2023年5月場所個別評価 照ノ富士

 今場所は長期休場明けだったが14勝1敗という成績で8度目の優勝を果たすと同時に一人横綱としての責任を全うした。初日は正代に土俵際まで押し込まれたものの掬い投げで破り、白星スタートを切った。その後は順調に白星を重ね、全勝で前半戦を折り返した。そして後半戦は9日目に明生に敗れて初黒星。優勝争いでも明生と朝乃山に並ばれた。しかしその後は再び白星を伸ばし、12日目に再び単独トップに立った。13日目は元大関朝乃山と2年ぶりの対戦となったが小手投げで破り、挑戦を退けた。そして14日目は大関獲りの霧馬山戦であり、勝てば優勝という一番だったが長い相撲の末に寄り切りで破り、千秋楽を待たずして優勝を決めた。千秋楽は貴景勝を押し出しで破り、14勝で場所を終えた。また13日目に平幕下位の朝乃山と対戦したので大栄翔戦は組まれなかった。

 内容に関しては前半戦は膝の様子を見ながら慎重に相撲を取っているといった印象だった。しかし後半戦に入ると膝の状態に自信を持ち、照ノ富士らしい強気の相撲が戻ったという感じである。休場前と違ったのは肩回りの筋肉の盛り上がりである。両膝を痛めており、下半身のトレーニングには限界がある。しかし上半身の強さは照ノ富士の持ち味の一つである。また以前と違って前に出る意識を持っており、抱えて相手の動きを止める相撲が多く見られた。極め出しで3番勝っているのがそれを象徴している。休場前は極めても振りほどかれることが多かったが今場所はそれをほとんど許さなかった。体の大きな横綱相手に動きを止められては対戦相手はどうしようもない。その意味で唯一の黒星を付けた明生は抱え込まれない形で動き回り、上手い相撲を取った。横綱の相撲内容が悪かった訳ではなく、明生に拍手を送りたくなる相撲だった。

 一気に土俵際まで追い込まれたという点では琴ノ若戦と若元春戦は少し危なかった。ただ辛うじて勝ったという内容ではなく、経験を活かし、ゆとりを持って対処しているように見えた。やはり膝の状態が良かったことが一番の要因である。

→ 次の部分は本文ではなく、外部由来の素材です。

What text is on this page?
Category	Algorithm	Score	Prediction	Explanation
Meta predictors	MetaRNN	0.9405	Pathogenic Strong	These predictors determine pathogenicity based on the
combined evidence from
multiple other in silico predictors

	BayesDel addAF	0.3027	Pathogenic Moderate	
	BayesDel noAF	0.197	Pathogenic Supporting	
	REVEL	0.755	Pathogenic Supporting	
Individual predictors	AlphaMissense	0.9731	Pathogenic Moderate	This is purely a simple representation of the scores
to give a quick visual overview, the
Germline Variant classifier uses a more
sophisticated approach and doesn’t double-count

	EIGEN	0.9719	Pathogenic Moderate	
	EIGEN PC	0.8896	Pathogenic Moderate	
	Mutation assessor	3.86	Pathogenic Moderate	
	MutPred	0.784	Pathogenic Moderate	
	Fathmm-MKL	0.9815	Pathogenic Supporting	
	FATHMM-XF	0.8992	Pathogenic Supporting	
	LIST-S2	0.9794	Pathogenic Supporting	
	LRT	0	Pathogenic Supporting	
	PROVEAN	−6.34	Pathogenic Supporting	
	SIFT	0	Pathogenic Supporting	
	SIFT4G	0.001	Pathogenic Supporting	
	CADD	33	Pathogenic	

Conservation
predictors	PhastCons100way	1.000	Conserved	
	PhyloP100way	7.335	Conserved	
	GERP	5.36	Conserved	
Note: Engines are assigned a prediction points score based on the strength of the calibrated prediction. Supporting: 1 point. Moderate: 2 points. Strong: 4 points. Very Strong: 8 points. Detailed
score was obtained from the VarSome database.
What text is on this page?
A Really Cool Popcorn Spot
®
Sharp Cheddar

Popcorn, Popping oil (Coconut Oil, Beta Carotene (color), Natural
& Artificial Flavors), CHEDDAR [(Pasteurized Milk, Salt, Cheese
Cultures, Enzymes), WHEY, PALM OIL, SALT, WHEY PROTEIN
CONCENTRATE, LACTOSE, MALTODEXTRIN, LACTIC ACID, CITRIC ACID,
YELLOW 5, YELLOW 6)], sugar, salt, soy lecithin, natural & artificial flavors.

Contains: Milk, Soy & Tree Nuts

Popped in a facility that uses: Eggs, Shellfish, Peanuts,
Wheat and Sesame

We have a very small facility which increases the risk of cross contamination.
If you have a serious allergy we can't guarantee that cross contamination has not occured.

 7月場所は再び横綱として挑戦を受ける立場だが、土俵を引き締める役割を期待したい。今場所は膝の状態は良かったものの、膝に爆弾を抱えているのは事実であり、膝の状態がポイントとなりそうだ。新大関霧島をはじめ若手力士が力を付けてきており、力量差が詰まってきているのは確かである。本人は優勝回数10回が目標と語っており、あと2回である。今場所のような相撲が取れれば目標達成は問題ないと思うが、膝のことを考えるとできるだけ早い時期に達成したいところだ。しかし今場所優勝したので来場所はリラックスして相撲が取れそうである。私としては新横綱が誕生するまで活躍してほしいというのが願いである。